Она окинула взглядом фигуру Ледфилда, прикрытую только полотенцем на плече.

— По-моему, Лейв, разговоры о судебных спорах тебя сексуально возбуждают.

— Ну… — произнес он, — видимо, это нормально. Секс и здоровая агрессивность…

— А давай, без агрессивности, — предложила Оззи, — Нежно и ласково, как утреннее солнышко. Интересная идея, а?

— Я никогда не был утренним солнышком, — признался он, — Но здесь, в мансарде, существует специфически-романтичная аура…
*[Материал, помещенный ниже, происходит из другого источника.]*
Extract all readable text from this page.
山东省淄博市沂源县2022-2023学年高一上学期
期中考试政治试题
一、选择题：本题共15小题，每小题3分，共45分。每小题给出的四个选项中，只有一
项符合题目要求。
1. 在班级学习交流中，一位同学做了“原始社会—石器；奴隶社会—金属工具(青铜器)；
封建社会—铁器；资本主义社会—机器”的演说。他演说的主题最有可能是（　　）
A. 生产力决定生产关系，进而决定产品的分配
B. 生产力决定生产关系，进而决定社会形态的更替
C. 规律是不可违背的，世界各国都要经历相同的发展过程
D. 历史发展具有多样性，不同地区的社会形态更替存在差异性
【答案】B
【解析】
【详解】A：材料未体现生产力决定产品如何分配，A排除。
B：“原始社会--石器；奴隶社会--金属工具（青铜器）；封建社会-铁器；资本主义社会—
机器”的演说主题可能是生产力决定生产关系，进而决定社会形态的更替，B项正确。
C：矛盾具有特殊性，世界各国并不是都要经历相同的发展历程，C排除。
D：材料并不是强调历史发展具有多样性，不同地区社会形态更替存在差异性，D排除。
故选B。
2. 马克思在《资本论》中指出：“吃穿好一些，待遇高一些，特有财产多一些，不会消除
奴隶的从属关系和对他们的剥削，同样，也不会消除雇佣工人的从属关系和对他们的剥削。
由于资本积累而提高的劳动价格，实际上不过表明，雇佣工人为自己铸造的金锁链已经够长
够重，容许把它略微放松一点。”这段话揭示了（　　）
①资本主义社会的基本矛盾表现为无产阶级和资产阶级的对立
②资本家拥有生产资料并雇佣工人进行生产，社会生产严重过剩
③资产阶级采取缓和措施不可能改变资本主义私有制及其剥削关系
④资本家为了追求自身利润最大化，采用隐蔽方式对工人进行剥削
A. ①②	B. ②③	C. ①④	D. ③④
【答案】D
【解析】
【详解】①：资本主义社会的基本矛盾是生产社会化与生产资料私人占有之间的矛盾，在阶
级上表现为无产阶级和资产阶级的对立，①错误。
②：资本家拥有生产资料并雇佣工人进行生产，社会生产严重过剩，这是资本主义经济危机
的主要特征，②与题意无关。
— …Финансового авантюризма, — весело договорила она.

— При чем тут это? — возразил Ледфилд, — Мансарда это архетип! Художник и его прекрасная натурщица. Каждый дюйм ее тела выражает эротический призыв.

— О! — воскликнула Оззи, — Правда, выражает?

— Мне виднее, — авторитетно ответил он.

Эротический призыв (и адекватная реакция на него) действовали ярко, эффектно и длительно, так что второй (уже совместный поход под душ), завершился тогда, когда вполне можно было выдвигаться в сторону угла 34-й и 41-й улицы. Ледфилд нашел в своем гардеробе, футболку, куртку-ветровку и бриджи-бананы, которые пришлись примерно по размеру Оззи… А дальше — легкая прогулка до кафе «Гопи».